Hong Kong Digital
is a recurring series of movie reviews by John Charles -- associate
editor / film reviewer for Video Watchdog magazine and the author
of The Hong Kong Filmography.
Crime of a Beast
With the theatrical market for B-movies now all but extinct, some HK filmmakers are following the example set by their Japanese counterparts and switching to digital video. CRIME OF A BEAST is one such production and the medium in which it was produced is the only novelty this dreary, hypocritical exercise has to offer. Assigned to track and apprehend a serial rapist, Inspector Wong (Chan Kwok-bong) tries to question the latest victim, psychiatrist / screenwriter (!) Mazy Hui (UN BAISER VOLE's Natalie Ng Man-yan, badly miscast), but she is too distraught to offer any leads. Flashbacks reveal her assailant to be Sin Ho-fun (Samuel Leung Cheuk-moon), a homely, put-upon crew member, whom Mazy tried to help via a free discussion session in her office. The paranoid and delusional Sin soon misinterprets one of her comments and, later that day, drugs and rapes the woman, the first in a series of assaults he perpetrates. Once she has recovered, Mazy and Wong join forces in order to apprehend Sin, who has now graduated to murder.
Grace Lam Nga-sze (left) and Natalie Ng Man-yan (right). Image courtesy Universe.
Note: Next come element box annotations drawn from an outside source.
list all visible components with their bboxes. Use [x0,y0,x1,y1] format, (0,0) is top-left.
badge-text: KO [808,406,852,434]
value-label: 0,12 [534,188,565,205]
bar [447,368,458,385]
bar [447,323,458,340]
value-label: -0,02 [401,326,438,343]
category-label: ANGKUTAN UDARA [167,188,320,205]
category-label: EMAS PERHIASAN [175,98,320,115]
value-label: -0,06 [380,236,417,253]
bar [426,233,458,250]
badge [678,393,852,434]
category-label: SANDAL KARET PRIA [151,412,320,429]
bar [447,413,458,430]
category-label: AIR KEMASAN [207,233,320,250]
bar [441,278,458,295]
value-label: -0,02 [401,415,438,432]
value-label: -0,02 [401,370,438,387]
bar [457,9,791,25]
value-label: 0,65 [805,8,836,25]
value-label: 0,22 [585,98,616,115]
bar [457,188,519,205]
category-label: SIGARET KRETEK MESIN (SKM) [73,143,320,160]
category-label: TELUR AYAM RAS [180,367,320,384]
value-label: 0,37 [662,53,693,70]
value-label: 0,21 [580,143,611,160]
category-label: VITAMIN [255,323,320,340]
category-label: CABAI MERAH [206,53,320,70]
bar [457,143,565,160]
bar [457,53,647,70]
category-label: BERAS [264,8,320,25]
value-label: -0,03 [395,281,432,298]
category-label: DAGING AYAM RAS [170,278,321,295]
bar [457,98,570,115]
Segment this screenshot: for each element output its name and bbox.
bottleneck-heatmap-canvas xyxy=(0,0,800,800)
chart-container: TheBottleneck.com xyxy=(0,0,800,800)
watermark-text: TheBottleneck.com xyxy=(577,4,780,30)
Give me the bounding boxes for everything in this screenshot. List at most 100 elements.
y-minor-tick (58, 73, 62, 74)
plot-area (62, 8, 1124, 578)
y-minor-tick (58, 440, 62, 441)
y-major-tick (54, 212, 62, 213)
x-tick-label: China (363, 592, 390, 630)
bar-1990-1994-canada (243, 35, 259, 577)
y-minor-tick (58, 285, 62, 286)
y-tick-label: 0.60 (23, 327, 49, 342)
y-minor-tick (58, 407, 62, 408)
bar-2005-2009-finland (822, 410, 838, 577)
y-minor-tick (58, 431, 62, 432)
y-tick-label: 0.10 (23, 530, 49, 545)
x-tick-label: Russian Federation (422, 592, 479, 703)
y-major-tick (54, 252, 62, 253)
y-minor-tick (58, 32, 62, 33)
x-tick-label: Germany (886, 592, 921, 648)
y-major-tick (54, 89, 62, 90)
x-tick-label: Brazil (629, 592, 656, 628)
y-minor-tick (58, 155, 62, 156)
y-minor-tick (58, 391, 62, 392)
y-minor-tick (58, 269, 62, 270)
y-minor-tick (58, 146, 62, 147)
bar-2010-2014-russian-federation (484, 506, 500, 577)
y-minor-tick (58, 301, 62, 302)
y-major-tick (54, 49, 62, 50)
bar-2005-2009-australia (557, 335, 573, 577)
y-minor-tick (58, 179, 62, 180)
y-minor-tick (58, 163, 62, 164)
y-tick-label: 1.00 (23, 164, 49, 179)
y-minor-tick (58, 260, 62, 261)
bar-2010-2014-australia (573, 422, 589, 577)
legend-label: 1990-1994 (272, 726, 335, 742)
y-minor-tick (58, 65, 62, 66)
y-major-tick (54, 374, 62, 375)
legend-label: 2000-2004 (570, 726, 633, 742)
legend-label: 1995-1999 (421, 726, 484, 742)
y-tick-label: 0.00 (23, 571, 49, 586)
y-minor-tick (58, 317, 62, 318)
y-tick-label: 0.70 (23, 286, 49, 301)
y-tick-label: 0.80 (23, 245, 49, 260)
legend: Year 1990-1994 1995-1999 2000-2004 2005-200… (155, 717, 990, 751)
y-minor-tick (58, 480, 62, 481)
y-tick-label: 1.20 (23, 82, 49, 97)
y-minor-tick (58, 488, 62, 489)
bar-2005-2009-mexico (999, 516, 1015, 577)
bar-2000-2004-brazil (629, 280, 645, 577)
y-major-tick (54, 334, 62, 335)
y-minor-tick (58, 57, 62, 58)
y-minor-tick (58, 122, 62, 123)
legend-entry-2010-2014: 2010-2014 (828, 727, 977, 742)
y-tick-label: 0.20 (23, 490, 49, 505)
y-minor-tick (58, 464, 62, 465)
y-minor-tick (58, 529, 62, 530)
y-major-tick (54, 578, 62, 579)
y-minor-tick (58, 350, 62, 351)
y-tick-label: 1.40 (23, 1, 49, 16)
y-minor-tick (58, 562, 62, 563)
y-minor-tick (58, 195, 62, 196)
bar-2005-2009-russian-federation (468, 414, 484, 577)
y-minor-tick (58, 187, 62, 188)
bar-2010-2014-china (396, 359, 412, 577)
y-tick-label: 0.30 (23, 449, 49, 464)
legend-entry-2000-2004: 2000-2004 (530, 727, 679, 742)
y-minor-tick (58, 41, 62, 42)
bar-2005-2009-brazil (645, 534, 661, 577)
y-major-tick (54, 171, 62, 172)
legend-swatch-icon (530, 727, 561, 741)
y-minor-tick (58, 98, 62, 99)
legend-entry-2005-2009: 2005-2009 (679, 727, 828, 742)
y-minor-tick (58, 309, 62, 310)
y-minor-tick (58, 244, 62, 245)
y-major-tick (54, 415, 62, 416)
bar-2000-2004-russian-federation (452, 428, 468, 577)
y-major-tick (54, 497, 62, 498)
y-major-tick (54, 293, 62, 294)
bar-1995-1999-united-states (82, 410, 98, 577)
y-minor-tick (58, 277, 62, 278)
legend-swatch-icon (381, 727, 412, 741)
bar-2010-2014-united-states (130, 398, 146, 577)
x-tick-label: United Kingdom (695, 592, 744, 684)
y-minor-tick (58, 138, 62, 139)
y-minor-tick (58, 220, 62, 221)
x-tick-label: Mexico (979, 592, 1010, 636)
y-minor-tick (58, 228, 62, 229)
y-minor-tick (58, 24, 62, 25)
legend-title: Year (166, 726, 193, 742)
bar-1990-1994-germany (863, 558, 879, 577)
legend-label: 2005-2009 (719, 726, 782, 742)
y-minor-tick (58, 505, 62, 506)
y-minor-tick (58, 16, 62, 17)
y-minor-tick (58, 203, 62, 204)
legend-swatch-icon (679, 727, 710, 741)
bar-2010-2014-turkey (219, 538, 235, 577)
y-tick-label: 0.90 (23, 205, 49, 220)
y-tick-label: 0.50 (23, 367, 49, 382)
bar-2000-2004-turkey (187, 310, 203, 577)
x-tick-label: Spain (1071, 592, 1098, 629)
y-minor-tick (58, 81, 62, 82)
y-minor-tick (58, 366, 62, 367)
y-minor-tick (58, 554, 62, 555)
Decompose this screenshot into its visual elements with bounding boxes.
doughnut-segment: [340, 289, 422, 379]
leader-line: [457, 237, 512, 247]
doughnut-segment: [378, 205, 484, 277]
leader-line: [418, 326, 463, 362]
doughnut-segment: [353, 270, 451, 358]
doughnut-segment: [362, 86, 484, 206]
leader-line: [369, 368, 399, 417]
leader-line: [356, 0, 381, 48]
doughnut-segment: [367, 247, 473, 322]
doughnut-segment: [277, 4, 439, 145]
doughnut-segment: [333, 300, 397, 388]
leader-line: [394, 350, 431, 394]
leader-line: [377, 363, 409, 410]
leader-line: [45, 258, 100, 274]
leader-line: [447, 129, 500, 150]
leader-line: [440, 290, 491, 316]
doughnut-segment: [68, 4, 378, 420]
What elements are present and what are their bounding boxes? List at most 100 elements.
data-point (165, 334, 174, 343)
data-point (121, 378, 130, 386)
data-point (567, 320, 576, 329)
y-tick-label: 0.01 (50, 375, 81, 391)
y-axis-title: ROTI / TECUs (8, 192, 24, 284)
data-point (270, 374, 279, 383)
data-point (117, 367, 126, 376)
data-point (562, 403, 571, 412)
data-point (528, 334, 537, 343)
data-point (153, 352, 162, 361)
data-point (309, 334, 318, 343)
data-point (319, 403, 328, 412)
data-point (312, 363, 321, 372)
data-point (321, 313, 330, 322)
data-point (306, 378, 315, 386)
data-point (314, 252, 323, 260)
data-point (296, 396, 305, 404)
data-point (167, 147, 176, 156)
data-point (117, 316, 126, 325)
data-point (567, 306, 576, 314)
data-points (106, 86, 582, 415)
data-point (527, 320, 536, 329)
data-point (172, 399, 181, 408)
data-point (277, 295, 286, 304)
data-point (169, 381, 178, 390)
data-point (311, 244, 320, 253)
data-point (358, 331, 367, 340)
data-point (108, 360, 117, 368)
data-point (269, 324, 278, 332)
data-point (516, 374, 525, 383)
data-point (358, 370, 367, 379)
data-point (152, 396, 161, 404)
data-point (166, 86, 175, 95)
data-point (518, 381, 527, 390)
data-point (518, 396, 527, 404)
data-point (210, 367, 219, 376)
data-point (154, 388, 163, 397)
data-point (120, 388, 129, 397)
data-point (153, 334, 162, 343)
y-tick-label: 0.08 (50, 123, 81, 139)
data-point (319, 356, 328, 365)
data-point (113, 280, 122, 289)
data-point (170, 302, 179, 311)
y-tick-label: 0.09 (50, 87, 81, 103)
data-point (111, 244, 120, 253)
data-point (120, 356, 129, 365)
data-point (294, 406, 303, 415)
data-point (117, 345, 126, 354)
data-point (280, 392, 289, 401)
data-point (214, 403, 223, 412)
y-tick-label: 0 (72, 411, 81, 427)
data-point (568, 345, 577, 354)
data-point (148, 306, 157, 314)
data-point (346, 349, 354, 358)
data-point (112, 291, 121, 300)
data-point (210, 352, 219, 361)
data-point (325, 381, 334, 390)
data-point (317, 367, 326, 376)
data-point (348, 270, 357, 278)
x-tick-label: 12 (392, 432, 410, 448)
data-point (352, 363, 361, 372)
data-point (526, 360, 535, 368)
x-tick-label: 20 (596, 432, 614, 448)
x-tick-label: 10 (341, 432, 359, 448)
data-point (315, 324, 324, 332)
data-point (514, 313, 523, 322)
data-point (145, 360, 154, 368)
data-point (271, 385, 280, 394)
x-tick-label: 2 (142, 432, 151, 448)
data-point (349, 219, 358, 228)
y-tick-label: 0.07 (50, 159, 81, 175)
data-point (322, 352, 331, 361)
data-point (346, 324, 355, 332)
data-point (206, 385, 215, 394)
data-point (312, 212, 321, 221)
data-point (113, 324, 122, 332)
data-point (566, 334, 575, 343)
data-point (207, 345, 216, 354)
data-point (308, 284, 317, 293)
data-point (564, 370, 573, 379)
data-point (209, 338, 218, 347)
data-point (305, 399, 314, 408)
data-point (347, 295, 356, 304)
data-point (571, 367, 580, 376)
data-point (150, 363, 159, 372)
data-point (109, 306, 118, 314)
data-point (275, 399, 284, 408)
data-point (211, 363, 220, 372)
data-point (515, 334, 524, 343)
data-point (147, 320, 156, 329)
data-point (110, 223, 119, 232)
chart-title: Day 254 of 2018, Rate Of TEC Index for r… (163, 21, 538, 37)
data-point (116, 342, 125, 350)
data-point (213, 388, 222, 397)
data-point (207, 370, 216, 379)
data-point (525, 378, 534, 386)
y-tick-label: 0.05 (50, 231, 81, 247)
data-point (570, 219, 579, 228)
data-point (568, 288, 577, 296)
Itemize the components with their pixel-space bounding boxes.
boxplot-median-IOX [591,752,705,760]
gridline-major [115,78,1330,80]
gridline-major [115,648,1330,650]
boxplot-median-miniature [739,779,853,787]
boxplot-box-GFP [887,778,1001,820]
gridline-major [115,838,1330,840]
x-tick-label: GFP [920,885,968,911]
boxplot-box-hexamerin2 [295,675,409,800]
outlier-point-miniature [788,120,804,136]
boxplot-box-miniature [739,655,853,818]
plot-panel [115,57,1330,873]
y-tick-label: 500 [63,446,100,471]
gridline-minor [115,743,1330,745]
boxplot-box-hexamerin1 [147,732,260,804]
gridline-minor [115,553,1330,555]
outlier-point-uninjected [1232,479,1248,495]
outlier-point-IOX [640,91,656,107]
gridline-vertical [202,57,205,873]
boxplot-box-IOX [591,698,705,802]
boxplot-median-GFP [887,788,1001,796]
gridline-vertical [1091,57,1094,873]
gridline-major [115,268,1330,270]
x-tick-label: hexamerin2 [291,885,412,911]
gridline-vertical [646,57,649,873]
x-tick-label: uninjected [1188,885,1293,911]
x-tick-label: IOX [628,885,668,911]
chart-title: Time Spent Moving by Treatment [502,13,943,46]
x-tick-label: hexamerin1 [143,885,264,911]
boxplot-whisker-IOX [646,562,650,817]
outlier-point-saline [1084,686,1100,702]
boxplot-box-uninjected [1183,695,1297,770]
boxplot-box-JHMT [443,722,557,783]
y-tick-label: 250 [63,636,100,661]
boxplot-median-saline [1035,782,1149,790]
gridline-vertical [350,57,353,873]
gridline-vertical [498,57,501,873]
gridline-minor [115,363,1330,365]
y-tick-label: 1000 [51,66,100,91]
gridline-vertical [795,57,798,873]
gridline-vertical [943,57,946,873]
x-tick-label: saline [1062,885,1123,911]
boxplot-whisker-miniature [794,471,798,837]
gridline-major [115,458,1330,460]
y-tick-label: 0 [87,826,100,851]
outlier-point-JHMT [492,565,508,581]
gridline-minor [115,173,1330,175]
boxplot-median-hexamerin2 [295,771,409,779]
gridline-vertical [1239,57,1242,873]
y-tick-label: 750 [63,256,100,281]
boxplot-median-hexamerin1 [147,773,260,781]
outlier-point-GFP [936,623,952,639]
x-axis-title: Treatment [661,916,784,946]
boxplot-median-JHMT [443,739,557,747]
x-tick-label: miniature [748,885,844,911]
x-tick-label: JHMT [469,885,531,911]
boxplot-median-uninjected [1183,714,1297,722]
Wong Jing's RAPED BY AN ANGEL pictures are sleazy and disreputable, and revel in that fact. Ironically, this makes them easier to accept than CRIME OF A BEAST, one of those exploitation films that tries to justify its excesses by making a half-assed condemnation of some societal ill. Director David Lau Tai-wai would have us believe that he is doing just that (via a post-script crawl that offers up an incredibly simplistic bit of psychology to account for Sin's sociopathic actions), while including numerous shots down tops and up skirts, and a sequence where Mazy kisses and fondles a female patient, while the latter is hypnotized (all in the name of therapy, of course). The procedural aspects of the plot are completely unconvincing and the final reel concludes with a series of events so absurd, one can scarcely believe that they were actually shot. Grace Lam Nga-sze and Wong Yat-fei have supporting roles but the Joey Wang and Stanley Tong listed in the credits are not the ones you are thinking of.